In the days following there were countless missteps and mishandling by Thai officials and politicians. Among them the Deputy PM Prawit Wongsuwan pushing the blame onto the boat’s ‘real’ owners saying the situation was just “Chinese killing Chinese”, alluding to the early revelation that the boat was really owned and funded by Chinese who merely had a Thai ‘shelf’ company to comply with the law.
“Some Chinese use Thai nominees to bring Chinese tourists in. They did not heed warnings, which is why this incident happened. This needs to be remedied,” Prawit said.
But what warnings? The boat had been ticked off, approved and registered by Thai Authorities. Clearly unsuitable for its designed purposes, the vessel had been able to conduct tours with paying customers – all under the watch of Thai marine officials. For all the finger pointing and shifting of blame, the cause of the deaths lay fairly and squarely at the feet of the Thai authorities, the Thai Captain and Thai crew who had it within their entire control to avoid the loss of life.
Then, the final insult, as the Thai Government tries to auction off the wreck of Phoenix saying they needed to pay for the storage fees at the Rasada shipyard where the broken relic still sits.
Read our editorial about the auction HERE.
Two years later and the fallout can be properly measured. Probably the most obvious is the drop in Chinese tourism (which was already languishing before the coronavirus pandemic stated). Chinese social media savaged the handling of the entire Phoenix ‘situation’ and was candid in recommending that Chinese tourists avoid Phuket and Thailand in the future. And that, in part, has happened.
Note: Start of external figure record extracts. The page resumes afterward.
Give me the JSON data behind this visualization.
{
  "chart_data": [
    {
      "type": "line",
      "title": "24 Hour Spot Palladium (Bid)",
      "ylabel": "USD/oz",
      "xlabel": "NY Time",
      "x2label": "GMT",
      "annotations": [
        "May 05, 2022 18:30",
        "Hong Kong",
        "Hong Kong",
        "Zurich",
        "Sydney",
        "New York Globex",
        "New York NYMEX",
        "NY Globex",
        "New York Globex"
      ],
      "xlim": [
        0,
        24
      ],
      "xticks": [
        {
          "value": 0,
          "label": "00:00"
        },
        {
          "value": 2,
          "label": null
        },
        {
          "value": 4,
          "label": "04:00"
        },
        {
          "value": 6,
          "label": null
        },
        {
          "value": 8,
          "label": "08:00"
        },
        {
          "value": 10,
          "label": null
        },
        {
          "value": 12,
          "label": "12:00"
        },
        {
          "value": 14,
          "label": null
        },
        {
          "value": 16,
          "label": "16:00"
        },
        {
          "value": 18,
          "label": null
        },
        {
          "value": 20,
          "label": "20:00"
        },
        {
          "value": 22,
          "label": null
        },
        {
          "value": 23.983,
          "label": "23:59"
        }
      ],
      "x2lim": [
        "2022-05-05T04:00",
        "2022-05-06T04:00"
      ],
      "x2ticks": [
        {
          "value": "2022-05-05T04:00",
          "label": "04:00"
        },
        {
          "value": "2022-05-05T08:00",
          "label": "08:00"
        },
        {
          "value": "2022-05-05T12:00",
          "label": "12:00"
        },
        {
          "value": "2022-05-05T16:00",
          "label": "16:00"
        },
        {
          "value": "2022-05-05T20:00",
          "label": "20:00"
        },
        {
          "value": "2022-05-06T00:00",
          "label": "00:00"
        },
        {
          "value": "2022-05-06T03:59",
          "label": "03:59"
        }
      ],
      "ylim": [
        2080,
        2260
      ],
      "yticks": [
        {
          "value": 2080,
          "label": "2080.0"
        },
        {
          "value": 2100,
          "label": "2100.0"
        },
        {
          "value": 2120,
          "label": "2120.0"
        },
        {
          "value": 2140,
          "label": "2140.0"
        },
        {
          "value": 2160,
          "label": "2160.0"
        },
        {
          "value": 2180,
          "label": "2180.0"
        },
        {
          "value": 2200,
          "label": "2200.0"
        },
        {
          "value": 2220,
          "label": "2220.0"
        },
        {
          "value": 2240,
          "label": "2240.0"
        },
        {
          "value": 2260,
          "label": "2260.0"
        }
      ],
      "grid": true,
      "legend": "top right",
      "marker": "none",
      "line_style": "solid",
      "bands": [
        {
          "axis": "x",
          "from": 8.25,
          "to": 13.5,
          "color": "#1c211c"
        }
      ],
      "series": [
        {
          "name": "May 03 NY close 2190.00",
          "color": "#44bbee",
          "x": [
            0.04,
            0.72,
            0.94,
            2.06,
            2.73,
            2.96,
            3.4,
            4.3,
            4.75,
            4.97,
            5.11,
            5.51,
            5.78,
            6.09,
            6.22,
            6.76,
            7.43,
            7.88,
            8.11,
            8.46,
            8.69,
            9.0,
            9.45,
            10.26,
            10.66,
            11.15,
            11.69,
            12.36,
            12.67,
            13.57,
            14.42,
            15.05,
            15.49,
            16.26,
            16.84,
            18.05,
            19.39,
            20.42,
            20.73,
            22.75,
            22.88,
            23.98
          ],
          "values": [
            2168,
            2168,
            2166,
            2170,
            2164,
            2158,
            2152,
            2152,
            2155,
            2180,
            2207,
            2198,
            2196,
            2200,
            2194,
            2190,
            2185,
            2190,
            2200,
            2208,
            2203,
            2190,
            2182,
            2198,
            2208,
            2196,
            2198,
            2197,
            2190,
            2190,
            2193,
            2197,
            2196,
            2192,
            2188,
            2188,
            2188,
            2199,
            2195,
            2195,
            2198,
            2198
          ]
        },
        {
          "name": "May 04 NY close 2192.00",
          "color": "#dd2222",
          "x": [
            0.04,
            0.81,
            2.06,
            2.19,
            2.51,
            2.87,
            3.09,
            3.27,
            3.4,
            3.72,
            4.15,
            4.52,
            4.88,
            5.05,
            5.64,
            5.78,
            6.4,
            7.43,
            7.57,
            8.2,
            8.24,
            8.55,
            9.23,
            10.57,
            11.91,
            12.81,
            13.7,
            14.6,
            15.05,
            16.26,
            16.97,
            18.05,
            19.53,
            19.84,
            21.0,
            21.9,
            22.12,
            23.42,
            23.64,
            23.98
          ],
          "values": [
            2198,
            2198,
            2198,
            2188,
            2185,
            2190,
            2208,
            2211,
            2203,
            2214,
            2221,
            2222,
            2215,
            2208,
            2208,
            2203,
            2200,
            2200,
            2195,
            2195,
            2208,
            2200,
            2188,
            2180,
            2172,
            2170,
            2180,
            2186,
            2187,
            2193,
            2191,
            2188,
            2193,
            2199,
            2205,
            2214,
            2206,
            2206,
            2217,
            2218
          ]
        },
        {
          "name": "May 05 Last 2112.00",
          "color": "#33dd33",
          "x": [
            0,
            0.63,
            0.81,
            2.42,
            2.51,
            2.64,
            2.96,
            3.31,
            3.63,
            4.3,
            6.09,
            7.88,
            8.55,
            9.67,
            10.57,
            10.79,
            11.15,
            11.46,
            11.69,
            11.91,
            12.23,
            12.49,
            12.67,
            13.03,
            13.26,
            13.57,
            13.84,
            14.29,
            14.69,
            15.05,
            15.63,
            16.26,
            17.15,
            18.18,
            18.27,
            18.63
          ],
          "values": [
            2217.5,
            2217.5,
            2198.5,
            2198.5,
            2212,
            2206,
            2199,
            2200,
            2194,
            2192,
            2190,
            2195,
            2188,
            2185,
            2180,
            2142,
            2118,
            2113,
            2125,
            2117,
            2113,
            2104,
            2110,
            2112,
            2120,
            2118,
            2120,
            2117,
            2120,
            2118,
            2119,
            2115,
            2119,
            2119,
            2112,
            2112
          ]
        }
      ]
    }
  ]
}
Phuket’s Chinese tourist flow dropped dramatically, up to 30-50% year on year (based on hotel bookings, tour bookings and airport arrivals). There was also a drop in Chinese patronage for the rest of Thailand although the Thai government stepped up measures to keep the numbers rolling on, including the waiver of the visa-on-arrival fee and special ‘Chinese only’ immigration queues.
From a media point of view, Phuket largely ‘dodged a bullet’ as the world’s media was focused on the ongoing drama at Tham Luang Caves, luckily with a much happier ending (the rescue of the 13 young men from the caves in Chiang Rai). The Phoenix boat tragedy was not as widely reported as it would have been normally.
But Phuket’s reputation had been wounded. The stench of the unnecessary 47 deaths has tarnished the island’s ‘tropical playground’ sales point and will hang over the island for years, especially in the minds of Chinese visitors.
Last year the Phuket Governor said there would be no memorial for the 47 lost lives “because no one wants one”. He also told The Phuket News last year that the Chinese government and Chinese tourists now had more confidence in the safety of tourism in Phuket because the number of Chinese tourists travelling to Phuket has increased steadily after the incident (but never reached anywhere near the same popularity).
His misinformed comment, unchallenged by Thai reporters, bore no resemblance to the facts or explained hotel occupancies in Phuket sitting at record lows and the absence of the earlier throngs of Chinese travellers pre-Phoenix disaster.
Tow years later, the weather in Phuket is fine, with moderate winds, cloudy skies and a temperature of 31 – a perfect day for a tour off Phuket’s coast to one of the many, many islands (except there are very few boats running at the moment).
Now Phuket faces an existential threat to its tourist business – a tiny virus that has shut down the island’s tourism almost completely – that will be even more complex to survive than the Phoenix boat disaster. But the island has survived numerous hits in the past and, somehow, is able to rebuild following the disruptions.
Two years after that fateful day off the south east coast of the island Phuket is a very quiet place indeed.